What we cannot forget

curatorial text / 2023
Just as World War I inaugurated a historic milestone in the 20th century, there are theoretical currents that point out that the Coronavirus pandemic inaugurated the first historic milestone of global proportions in the 21st century. Now, more than three years after its beginning and, although on May 5, 2023, the World Health Organization declared the end of the pandemic, the social, economic and psychological consequences caused by the catastrophic consequences of the advent still do not have definitive answers. part of theorists and scholars of the subject.

In 1920, Sigmund Freud published an article entitled Beyond the Pleasure Principle, in which he problematized for the first time traumatic neurosis as war neurosis, pointing out that individual orders and collective ones are intimately combined in the constitution of the experience of a trauma. That is, for Freud, traumas of this dimension could not be understood only in a singular way, but to properly formulate this trauma would require an interdisciplinary reading, incorporating notions ranging from sociology to psychoanalysis, for example.

Advancing this interdisciplinary notion of Freud's notes on the elaboration of traumas of a collective nature, I include art here as another field of knowledge with potential to point out poetic ways to deal with what we cannot forget. Taking the crossings that the pandemic has imposed on the world, but also pointing out issues of order policies faced by Brazil in the face of the virus, Edson Pavoni presents a set of works that sometimes denounce negligence committed by the government; sometimes, he also opts for poetic paths that point to ways of elaborating futures, in an attempt to not to let us forget the almost seven million fatal victims of the virus worldwide, among them more than seven hundred thousand Brazilians.

For this, the artist divides the exhibition into three moments: scream, silence and music, understanding the three as stages for the elaboration of a mourning. In "scream", Pavoni brings a set of works that refer to the negligence practiced by the Brazilian government in federal instance, such as the one dollar bribe requested by the director of the Ministry of Health per vaccine dose, to sign the contract with Dafiti Medical Service. Another example is seen in the stack of files printed on a dot matrix printer, which fragilely keeps the names of victims of Covid-19. These impressions can also be understood as file tokens, referring to something that needs to be, somehow, preserved.

If in "scream", Pavoni makes use of primary feelings - such as anger - to deal with this first moment of absence, "silence" acts as the next stage of recollection and insight. It is here that the artist recreates a face shield, equipment used by health professionals to reinforce protection against the virus, and which here gains status as a monument to all those who fought to save lives.

After these two moments of difficult assimilation within a stage of mourning, Pavoni brings us to life. Or the possibility of it. After long periods of isolation, it was common to observe the fear of touching and physical contact with the other, causing a new social disorder. In his set of photographs, the artist registers the first moment of contact with strangers, pointing out that it is possible to reactivate memories that take us out of the state of isolation and put us back in touch with the world.

This set of works closes off with the satellite Orbital Temple, a project that collects stories of people who, somehow, were saying goodbye to someone, and which will be launche in space later this year as a kind of memorial of memories that resignify feelings in other possibilities of existence.

In A Toast to the Dead - Stories of Those Who Stay, Belgian philosopher and psychologist Vinciane Despret presents the need to elaborate the mourning not only as a synonym of cure for the suffering of those who have lost a loved one, but in her book, she points to mourning as a space for continuity in the connection between those who gone and who stay, this act being an important vector of vitality between both. “Remembering is not a simple act of memory. It's an act of creation,” says Despret. Remembering is to fable.

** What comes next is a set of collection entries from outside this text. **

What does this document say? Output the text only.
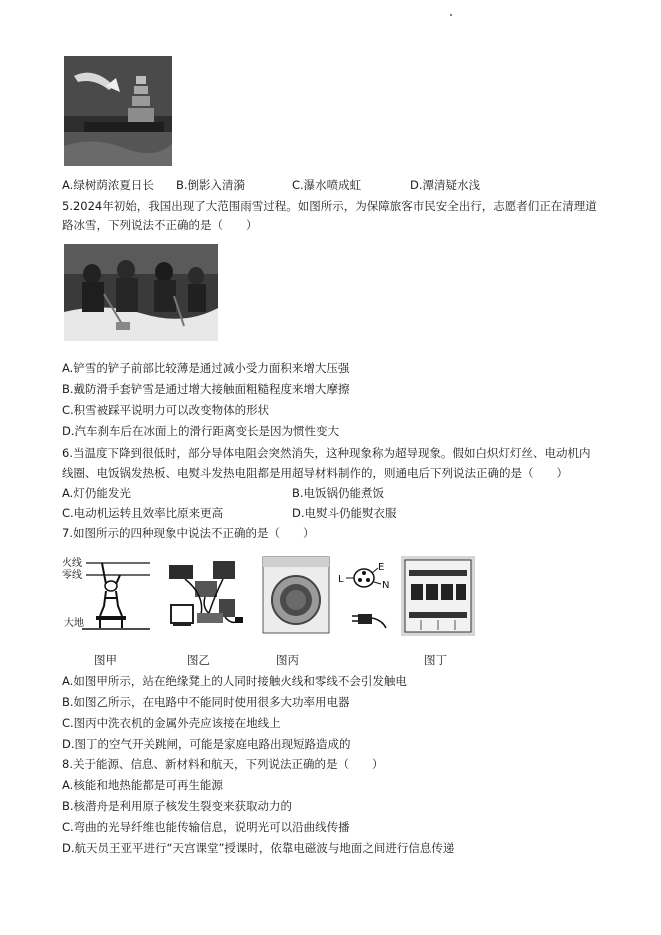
A.绿树荫浓夏日长 B.倒影入清漪	C.瀑水喷成虹	D.潭清疑水浅
5.2024年初始，我国出现了大范围雨雪过程。如图所示，为保障旅客市民安全出行，志愿者们正在清理道
路冰雪，下列说法不正确的是（　　）
A.铲雪的铲子前部比较薄是通过减小受力面积来增大压强
B.戴防滑手套铲雪是通过增大接触面粗糙程度来增大摩擦
C.积雪被踩平说明力可以改变物体的形状
D.汽车刹车后在冰面上的滑行距离变长是因为惯性变大
6.当温度下降到很低时，部分导体电阻会突然消失，这种现象称为超导现象。假如白炽灯灯丝、电动机内
线圈、电饭锅发热板、电熨斗发热电阻都是用超导材料制作的，则通电后下列说法正确的是（　　）
A.灯仍能发光	B.电饭锅仍能煮饭
C.电动机运转且效率比原来更高	D.电熨斗仍能熨衣服
7.如图所示的四种现象中说法不正确的是（　　）
火线
零线
大地
E
L
N
图甲	图乙	图丙	图丁
A.如图甲所示，站在绝缘凳上的人同时接触火线和零线不会引发触电
B.如图乙所示，在电路中不能同时使用很多大功率用电器
C.图丙中洗衣机的金属外壳应该接在地线上
D.图丁的空气开关跳闸，可能是家庭电路出现短路造成的
8.关于能源、信息、新材料和航天，下列说法正确的是（　　）
A.核能和地热能都是可再生能源
B.核潜舟是利用原子核发生裂变来获取动力的
C.弯曲的光导纤维也能传输信息，说明光可以沿曲线传播
D.航天员王亚平进行“天宫课堂”授课时，依靠电磁波与地面之间进行信息传递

In a country whose main traumas are between the colonial and the most recent, such as the Military Dictatorship — insist on not being discussed socially as an elaboration exercise, this exhibition appears as an invitation to think metaphorically about this latent trauma, and which needs to be thought collectively about the possible reframing paths.
Carollina Lauriano


Carollina Lauriano has a degree in Social Communication with an emphasis on Journalism. She has an extension in Art, Design and Fashion Research at Central Saint Martins / ual, acting as an independent curator since 2017. Between 2018 and 2020 she served as curator and manager of Ateliê397, one of the main independent art spaces in São Paulo. In 2021, she coordinated the artistic residency program at Usina Luis Maluf.

In her research, she is interested in discussing the insertion, challenges and achievements of young women artists in the art market. Among the main projects carried out are the exhibitions "Body beyond the body", which discussed the queer body and female transsexuality and the search for protagonism of new bodies in society and "The night will never fall asleep in our eyes", at Galeria Baró, the first exhibition bringing together 20 racialized artists in a commercial gallery to present and discuss the production of dissident bodies within the art market. Adjunct curator of the 13th. edition of the Mercosul Biennial, show taking place in Porto Alegre in 2022 and curator of Projeto Expresso e Refúgio, which offers expanded artistic training for young teenagers who graduated from Fundação Casa.